Saturday, June 18, 2011

Behold the Rising Tide


Some turning point, whether it was the June 15th big moon event, or just some switch of summer that turned the faucet to hot and hell yeah, everything's been a little better lately, a little more golden. The work on the novel is moving along, and so as a reward, I took myself and my ma to the beach. I found a note I wrote to myself in my novel notebook that said, "Stay brave & open." Ok.
This guy snuck up on us. I defeated him and then put him in my pocket.

Limantour Beach (by Point Reyes Station) was 74 degrees and poetry-worthy weather.
I like grass.

All the real green grass of the real world was real pretty.

The day made me think of Robert Hass, one of my favorite poets, and his poem, "Interrupted Meditation" that ends this way.

"Everyone their own devastation. Each on its own scale.
I don't know what the key opens. I know we die,
and don’t know what is at the end. We don’t behave well.
And there are monsters out there, and millions of others
to carry out their orders. We live half our lives
in fantasy, and words. This morning I am pretending
to be walking down the mountain in the heat.
A vault of blue sky, traildust, the sweet medicinal
scent of mountain grasses, and at trailside—
I'm a little ashamed that I want to end this poem
singing, but I want to end this poem singing—the wooly
closed-down buds of the sunflower to which, in English,
someone gave the name, sometime, of pearly everlasting."

Tuesday, June 14, 2011

Golden State

I returned home from Southern California where we moved my grandparents into a new apartment. It was boxes and lifting and sorting and pictures and stories and stories and stories. Stiff upper lips and long lungful sighs.
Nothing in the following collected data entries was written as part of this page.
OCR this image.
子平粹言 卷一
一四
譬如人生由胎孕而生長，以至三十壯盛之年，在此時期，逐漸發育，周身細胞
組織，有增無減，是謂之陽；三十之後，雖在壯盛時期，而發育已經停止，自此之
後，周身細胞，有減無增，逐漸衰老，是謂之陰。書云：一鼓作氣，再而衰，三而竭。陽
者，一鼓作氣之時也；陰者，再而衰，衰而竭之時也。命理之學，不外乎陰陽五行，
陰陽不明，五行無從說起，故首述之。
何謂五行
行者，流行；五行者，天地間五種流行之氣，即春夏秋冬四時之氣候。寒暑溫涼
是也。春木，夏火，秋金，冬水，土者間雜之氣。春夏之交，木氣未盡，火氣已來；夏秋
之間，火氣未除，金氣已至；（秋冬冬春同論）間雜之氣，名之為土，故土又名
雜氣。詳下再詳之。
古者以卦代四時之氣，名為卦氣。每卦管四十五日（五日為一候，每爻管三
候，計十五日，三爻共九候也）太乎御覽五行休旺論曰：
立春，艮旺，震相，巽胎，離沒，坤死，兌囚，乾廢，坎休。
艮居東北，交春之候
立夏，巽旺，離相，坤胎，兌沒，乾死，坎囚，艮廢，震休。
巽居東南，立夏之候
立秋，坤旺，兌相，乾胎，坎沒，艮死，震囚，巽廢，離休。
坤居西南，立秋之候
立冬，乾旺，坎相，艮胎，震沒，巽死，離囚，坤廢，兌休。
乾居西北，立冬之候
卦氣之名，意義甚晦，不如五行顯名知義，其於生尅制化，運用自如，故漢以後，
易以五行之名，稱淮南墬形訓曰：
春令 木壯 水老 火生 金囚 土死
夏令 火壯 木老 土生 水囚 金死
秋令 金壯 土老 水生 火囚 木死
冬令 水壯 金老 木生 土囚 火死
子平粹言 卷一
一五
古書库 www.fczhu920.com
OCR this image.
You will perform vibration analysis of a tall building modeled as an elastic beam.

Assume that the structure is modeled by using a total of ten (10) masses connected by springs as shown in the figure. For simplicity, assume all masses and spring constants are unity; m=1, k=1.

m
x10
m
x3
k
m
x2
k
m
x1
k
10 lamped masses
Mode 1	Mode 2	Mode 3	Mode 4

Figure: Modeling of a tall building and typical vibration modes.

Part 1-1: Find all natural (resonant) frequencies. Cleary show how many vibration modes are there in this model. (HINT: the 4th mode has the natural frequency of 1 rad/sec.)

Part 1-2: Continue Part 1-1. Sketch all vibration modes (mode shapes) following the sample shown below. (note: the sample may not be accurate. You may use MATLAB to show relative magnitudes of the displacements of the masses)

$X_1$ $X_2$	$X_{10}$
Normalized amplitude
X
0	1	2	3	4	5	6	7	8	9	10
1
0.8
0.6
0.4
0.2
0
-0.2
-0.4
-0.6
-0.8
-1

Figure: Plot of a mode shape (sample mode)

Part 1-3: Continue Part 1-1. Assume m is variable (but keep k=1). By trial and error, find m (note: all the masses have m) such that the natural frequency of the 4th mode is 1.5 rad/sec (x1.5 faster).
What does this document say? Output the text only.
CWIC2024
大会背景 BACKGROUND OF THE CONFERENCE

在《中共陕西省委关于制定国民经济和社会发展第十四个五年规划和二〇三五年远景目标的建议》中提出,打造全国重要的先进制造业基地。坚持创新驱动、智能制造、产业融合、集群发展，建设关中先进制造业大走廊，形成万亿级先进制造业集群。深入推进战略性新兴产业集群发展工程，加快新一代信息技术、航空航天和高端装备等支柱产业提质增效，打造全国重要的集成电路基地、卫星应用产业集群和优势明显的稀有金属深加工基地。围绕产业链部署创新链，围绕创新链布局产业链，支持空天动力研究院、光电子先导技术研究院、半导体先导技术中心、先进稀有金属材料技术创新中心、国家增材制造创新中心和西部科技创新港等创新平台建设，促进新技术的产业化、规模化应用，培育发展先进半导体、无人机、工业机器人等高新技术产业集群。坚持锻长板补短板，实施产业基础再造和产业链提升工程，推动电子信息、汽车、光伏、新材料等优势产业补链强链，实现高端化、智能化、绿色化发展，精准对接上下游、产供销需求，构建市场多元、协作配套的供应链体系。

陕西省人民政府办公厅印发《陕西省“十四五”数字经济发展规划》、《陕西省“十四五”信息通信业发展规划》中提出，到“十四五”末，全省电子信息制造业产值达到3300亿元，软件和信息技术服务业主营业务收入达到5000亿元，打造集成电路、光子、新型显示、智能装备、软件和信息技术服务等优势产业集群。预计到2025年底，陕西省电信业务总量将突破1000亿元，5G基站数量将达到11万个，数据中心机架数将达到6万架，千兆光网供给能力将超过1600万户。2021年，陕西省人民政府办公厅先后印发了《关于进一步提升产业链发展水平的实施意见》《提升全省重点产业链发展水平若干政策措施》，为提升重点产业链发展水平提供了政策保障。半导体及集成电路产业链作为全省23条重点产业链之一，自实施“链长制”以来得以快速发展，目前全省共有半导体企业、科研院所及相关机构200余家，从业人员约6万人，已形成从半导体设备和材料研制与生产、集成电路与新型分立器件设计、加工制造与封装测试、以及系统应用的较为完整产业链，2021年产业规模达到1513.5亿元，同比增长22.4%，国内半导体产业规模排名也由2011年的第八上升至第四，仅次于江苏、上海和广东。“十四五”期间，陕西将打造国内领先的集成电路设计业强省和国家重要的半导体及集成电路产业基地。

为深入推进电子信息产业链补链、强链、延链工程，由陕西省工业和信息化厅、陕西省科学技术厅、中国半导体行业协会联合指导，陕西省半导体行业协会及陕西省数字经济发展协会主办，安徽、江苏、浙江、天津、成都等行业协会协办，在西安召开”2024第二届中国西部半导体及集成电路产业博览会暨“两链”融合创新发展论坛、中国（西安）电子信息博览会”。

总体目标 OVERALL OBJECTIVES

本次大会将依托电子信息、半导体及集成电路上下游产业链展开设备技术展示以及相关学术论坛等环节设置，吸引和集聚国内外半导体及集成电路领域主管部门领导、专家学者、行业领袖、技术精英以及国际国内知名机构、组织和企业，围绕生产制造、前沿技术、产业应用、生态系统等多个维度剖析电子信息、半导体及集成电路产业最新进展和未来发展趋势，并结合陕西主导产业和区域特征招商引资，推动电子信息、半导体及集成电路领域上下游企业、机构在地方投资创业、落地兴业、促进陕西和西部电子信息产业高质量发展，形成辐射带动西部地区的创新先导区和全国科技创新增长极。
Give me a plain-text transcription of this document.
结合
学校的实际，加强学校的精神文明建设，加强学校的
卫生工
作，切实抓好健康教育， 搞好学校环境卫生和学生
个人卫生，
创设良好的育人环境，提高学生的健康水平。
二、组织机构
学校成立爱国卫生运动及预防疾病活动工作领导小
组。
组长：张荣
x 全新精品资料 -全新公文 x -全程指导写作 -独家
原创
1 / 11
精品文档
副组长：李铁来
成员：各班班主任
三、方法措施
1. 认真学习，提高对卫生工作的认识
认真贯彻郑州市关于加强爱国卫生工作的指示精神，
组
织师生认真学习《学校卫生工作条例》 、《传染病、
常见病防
After a nine hour drive with my Ma to my favorite county, I tried to return to my writing desk (a kitchen table that looks out on the oaks, with one particular finch that looks in on me). But, the brain kept swirling. And so I went for a walk in the valley. Made some big wishes for some good things. I made some wishes for you, too.
The fish looked thick and fat in Lake Sutton. And the summer boys and girls were out with their bright striped towels, fishing poles, dirt bikes, and early summer crushes on one another. They nodded sweetly as I went passed and I noticed I was no longer one of them.
The rattlesnake grass is sneaky on the hillside and you can hear its yellow tremble in the wind. There are so many things to love in this world. Oh, how to balance this living and dying we do. How to be quiet long enough to hear yourself breathe, and how to foster that long loud echo inside of you that keeps returning and returning the world.